Masque porté par les médecins lors des grandes pestes.

La Prairie au temps des épidémies

Depuis la naissance de l’humanité, la maladie a toujours été présente sous ses multiples manifestations. La dégradation et la morbidité sont inhérentes à la vie et en déterminent la durée.


Outre les drames individuels, en certaines occasions le mal s’est répandu parmi de vastes populations sinon à travers l’humanité tout entière, provoquant des milliers voire des millions de morts.


La première pandémie de peste bubonique connue fut répertoriée entre le 6e et le 8e siècle.
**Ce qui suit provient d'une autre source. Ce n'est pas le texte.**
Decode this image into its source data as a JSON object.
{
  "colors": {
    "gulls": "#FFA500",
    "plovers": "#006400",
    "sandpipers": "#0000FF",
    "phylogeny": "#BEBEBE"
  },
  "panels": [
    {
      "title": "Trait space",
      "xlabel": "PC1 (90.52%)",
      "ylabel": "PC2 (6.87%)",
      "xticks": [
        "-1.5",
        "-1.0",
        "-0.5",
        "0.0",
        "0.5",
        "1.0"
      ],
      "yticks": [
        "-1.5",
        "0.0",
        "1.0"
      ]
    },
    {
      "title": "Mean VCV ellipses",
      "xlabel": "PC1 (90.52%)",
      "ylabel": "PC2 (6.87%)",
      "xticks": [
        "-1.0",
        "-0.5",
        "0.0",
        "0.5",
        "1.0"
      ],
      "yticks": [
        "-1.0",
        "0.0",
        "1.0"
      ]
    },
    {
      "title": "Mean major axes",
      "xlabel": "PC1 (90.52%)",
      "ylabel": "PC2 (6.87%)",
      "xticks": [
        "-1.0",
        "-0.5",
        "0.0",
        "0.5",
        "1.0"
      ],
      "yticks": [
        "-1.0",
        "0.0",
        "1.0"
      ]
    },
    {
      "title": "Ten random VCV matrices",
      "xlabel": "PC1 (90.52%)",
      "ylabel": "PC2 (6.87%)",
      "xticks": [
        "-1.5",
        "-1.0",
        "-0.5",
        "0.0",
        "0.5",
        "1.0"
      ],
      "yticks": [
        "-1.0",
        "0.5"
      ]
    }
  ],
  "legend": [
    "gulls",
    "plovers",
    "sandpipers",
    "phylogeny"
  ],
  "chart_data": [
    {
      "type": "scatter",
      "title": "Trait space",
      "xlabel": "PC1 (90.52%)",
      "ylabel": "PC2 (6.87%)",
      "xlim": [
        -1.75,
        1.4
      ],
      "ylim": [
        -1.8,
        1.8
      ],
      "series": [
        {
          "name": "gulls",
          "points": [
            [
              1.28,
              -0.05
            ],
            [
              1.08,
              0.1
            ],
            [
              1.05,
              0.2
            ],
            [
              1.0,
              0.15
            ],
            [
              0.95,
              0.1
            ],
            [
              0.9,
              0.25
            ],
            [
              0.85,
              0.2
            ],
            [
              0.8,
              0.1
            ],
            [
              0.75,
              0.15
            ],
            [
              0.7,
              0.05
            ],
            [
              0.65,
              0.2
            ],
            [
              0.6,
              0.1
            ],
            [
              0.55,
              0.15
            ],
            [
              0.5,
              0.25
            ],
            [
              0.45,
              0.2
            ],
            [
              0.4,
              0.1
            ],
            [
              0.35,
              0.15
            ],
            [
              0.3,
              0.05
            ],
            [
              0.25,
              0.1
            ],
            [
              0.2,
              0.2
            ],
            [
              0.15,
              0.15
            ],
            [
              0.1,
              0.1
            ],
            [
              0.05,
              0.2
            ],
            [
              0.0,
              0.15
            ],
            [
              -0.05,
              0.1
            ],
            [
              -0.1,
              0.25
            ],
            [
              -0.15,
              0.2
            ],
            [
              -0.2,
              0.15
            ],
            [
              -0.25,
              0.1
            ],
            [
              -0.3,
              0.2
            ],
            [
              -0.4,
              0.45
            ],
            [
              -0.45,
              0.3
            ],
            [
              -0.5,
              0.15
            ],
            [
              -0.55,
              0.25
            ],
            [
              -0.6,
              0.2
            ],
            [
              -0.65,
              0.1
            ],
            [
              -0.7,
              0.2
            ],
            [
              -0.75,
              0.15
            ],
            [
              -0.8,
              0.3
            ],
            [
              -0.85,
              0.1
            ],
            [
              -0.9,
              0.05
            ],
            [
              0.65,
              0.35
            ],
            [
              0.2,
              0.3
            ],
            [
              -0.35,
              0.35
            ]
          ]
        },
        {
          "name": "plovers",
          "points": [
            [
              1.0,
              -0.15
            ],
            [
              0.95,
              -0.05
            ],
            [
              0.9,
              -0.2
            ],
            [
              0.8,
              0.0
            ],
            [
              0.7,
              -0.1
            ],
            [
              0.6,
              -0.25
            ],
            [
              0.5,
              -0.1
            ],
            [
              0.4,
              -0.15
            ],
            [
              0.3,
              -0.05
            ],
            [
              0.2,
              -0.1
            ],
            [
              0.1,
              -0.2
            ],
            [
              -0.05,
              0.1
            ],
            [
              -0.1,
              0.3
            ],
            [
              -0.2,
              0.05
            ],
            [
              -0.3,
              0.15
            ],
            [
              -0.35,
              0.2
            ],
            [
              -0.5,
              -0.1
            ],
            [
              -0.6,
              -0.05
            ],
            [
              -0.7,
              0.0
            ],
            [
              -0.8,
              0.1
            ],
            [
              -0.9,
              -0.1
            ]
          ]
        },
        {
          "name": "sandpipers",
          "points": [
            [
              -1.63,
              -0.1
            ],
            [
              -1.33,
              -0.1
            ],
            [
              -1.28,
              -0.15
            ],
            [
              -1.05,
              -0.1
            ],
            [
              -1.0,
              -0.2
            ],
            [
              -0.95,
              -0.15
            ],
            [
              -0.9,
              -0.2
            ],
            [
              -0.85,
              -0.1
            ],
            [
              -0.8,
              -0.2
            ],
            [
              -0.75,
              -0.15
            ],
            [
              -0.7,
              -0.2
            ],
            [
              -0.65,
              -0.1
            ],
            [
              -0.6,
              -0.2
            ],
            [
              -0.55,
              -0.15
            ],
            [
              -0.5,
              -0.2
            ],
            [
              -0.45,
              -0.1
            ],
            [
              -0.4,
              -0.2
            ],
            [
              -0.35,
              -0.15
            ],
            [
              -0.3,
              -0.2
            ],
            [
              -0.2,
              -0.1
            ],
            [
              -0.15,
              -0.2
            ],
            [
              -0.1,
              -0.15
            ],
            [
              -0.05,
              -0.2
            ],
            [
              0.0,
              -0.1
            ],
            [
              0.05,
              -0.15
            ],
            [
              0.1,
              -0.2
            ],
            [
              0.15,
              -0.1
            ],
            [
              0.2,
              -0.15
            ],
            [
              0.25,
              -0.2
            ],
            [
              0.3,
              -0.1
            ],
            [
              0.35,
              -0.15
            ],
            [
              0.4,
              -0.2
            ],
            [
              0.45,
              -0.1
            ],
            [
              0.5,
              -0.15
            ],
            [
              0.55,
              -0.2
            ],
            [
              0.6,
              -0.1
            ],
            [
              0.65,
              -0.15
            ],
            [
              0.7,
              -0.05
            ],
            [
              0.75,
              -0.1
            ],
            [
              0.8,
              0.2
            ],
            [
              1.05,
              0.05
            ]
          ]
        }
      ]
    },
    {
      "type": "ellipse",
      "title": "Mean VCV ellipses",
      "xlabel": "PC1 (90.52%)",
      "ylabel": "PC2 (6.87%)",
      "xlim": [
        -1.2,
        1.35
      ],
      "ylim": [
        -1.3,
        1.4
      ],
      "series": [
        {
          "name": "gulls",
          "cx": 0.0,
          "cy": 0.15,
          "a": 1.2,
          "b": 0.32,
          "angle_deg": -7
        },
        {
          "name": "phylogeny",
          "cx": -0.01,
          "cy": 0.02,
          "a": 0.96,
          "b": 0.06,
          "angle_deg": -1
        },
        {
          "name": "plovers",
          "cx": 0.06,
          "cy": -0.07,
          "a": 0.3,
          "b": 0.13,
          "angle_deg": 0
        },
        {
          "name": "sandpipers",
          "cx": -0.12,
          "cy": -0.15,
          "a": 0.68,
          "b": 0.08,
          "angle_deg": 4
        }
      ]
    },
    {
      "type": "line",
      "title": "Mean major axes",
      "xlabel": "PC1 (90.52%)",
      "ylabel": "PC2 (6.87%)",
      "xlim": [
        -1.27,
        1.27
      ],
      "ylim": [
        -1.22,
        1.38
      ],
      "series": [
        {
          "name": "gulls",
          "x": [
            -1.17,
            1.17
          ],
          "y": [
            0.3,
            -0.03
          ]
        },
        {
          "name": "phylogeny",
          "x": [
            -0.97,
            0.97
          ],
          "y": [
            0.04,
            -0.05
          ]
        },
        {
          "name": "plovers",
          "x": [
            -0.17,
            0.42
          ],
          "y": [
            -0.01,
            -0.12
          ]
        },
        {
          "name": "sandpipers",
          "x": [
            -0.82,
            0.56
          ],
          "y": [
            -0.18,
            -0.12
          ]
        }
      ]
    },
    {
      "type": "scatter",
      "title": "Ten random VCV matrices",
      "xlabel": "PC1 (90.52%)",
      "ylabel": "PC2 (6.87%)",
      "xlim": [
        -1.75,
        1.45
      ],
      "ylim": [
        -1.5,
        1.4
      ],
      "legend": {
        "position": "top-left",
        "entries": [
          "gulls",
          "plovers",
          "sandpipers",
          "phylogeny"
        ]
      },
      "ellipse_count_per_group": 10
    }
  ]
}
Il s'agit de la peste de l’empereur Justinien qui se serait répandue grâce aux échanges commerciaux. Sur deux siècles, elle fit des millions de morts. Plus tard, la peste noire apparue au Moyen-Âge entre 1347 et 1353 aurait été responsable de la mort de 25 à 34 millions de personnes en Europe. Ce chiffre représente entre 25 % et 50 % de la population européenne d’alors.


La médecine d’alors était impuissante. Afin d’apaiser la colère de Dieu, la population, prise de panique, avait recours aux prières et multipliait les processions.


Au cours des siècles qui suivirent, l’humanité devait connaître d’autres épisodes d’épidémies, certains virus étant plus meurtriers que d’autres : la fièvre jaune, le choléra des années 1830, la grippe asiatique, la grippe espagnole, le sida, l’ebola, le zika etc. pour ne citer que celles-là. L’actuelle pandémie de COVID-19 est la dernière en ligne de cette longue suite de maladies fatales qui se répandent à travers les continents.


Les agents pathogènes (virus, microbes, bactéries, etc.) n’ont aucune intention ni plan de dissémination. Ils doivent compter sur les humains qui, par leurs contacts sociaux et leurs modes de vie, favorisent leur expansion. Ainsi, plus la population est importante plus l’épidémie risque de durer longtemps. Les réseaux de transports jouent également un rôle majeur dans la propagation.


Ainsi, sise au carrefour de grandes voies de communication et lieu de transit important, on comprendra facilement que, depuis sa fondation, La Prairie ait connu son lot d’épidémies. Selon la journaliste scientifique Sonia Shah, trois raisons ont contribué et contribuent toujours aux pandémies : les incertitudes médicales, l’absence de règles sanitaires claires et le manque de cohésion sociale (plusieurs refusent de suivre les consignes sanitaires).


La variole


Mise en garde : Au sujet des statistiques présentées plus bas, le lecteur voudra bien tenir compte que les registres de la paroisse de la Nativité de La Prairie indiquent les noms et la date du décès sans jamais en préciser la cause. Nous convenons cependant que plus il y a eu de morts plus la probabilité est grande que beaucoup de ces décès soient attribuables à l’épidémie en cours.


Un premier fléau


Alors que la seigneurie de La Prairie comptait à peine 400 habitants, une épidémie de petite vérole (variole ou picote) ravagea la région au cours de l’hiver 1702-1703. Cette épidémie fut, pour les populations de souche européenne, la plus meurtrière de toute l’histoire canadienne. La moitié de la population totale aurait été touchée et environ 10% des habitants décédèrent en six mois.